In a discussion about species selection, though, I’ve been limiting myself to talking about when selection actually happens (those other cases, common or not, didn’t seem relevant).
I am pretty ignorant in this area, though, so I was planning on starting the Zimmer/Emlen chapter tonight, and if Raup isn’t that long, I’ll try to get to that within the week (so as to get it done before fall term starts here…). Maybe what I have to say will change after reading those sources.
John Harshman says
I would suggest reading Steven Stanley’s book Macroevolution. Old, but still thought-provoking.

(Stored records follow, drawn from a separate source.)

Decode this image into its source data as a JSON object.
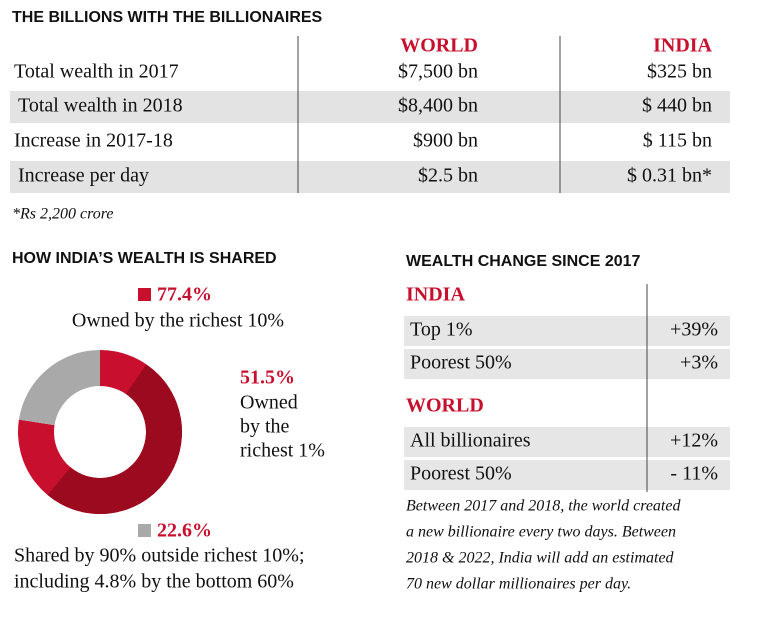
{
  "table": {
    "title": "THE BILLIONS WITH THE BILLIONAIRES",
    "columns": [
      "WORLD",
      "INDIA"
    ],
    "rows": [
      [
        "Total wealth in 2017",
        "$7,500 bn",
        "$325 bn"
      ],
      [
        "Total wealth in 2018",
        "$8,400 bn",
        "$ 440 bn"
      ],
      [
        "Increase in 2017-18",
        "$900 bn",
        "$ 115 bn"
      ],
      [
        "Increase per day",
        "$2.5 bn",
        "$ 0.31 bn*"
      ]
    ],
    "footnote": "*Rs 2,200 crore"
  },
  "share": {
    "title": "HOW INDIA’S WEALTH IS SHARED",
    "segments": [
      {
        "value": 77.4,
        "label": "77.4%",
        "text_lines": [
          "Owned by the richest 10%"
        ],
        "color": "#c8102e"
      },
      {
        "value": 51.5,
        "label": "51.5%",
        "text_lines": [
          "Owned",
          "by the",
          "richest 1%"
        ],
        "color": "#9b0a1f"
      },
      {
        "value": 22.6,
        "label": "22.6%",
        "text_lines": [
          "Shared by 90% outside richest 10%;",
          "including 4.8% by the bottom 60%"
        ],
        "color": "#a9a9a9"
      }
    ]
  },
  "change": {
    "title": "WEALTH CHANGE SINCE 2017",
    "groups": [
      {
        "name": "INDIA",
        "rows": [
          [
            "Top 1%",
            "+39%"
          ],
          [
            "Poorest 50%",
            "+3%"
          ]
        ]
      },
      {
        "name": "WORLD",
        "rows": [
          [
            "All billionaires",
            "+12%"
          ],
          [
            "Poorest 50%",
            "- 11%"
          ]
        ]
      }
    ],
    "note_lines": [
      "Between 2017 and 2018, the world created",
      "a new billionaire every two days. Between",
      "2018 & 2022, India will add an estimated",
      "70 new dollar millionaires per day."
    ]
  }
}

Size was certainly a factor, though of course it might only be strongly correlated with the true causal factor. I was not considering the environment post-Chicxulub, or not post- by more than a few hours. Just the initial impact and re-entry of debris that caused the major heat radiation. Nothing there about time to maturity or population density. There were subsequent effects of the impact that created other selective regimes; certainly the forams weren’t broiled.
Amphiox says
I would argue that these kind of factors do NOT actually impact naturally, because they are going to affect all organisms equally, or at least randomly. The thing that DOES impact naturally selection is how the individual organisms deal with or adapt to or react to those factors like food availability, and that IS potentially heritable.
Amphiox says
If those factors are specific to the K/T event, and not generalizable to extinctions in general, or even mass extinctions in general, then it IS random, because the K/T event itself was a random occurrence. So we just have a random event that happened to, this time, preferentially knock out the big species. The next random event might preferentially knock out species with some other characteristic. Maybe the End Ordovician preferentially knocked out species that happened to have larval stages that lived in shallow water (I don’t know if this is actually true, it’s just an example for the argument). But each of these is simply a specific detail of the singular event of that specific mass extinction. It still falls under the category of luck, and I don’t see a justification for elevating it to something that deserves a special name or consideration as a special, unique mechanism, like “species selection” that is generalizable to the larger phenomenon we’re trying to study.
Amphiox says
re #27:
That should read “impact natural selection”
mothra says
@Monad #1. Lack of offspring is precisely the cause of extinction of passenger pigeons. Disruption of colonial nesting meant that the age-distribution of the population shifted to a greater number of post reproductive individuals- i.e. no replacements. A comment I read many years ago comes to mind: ‘If there were really 4 billion passenger pigeons, why wasn’t the American landscape covered with lead shot?”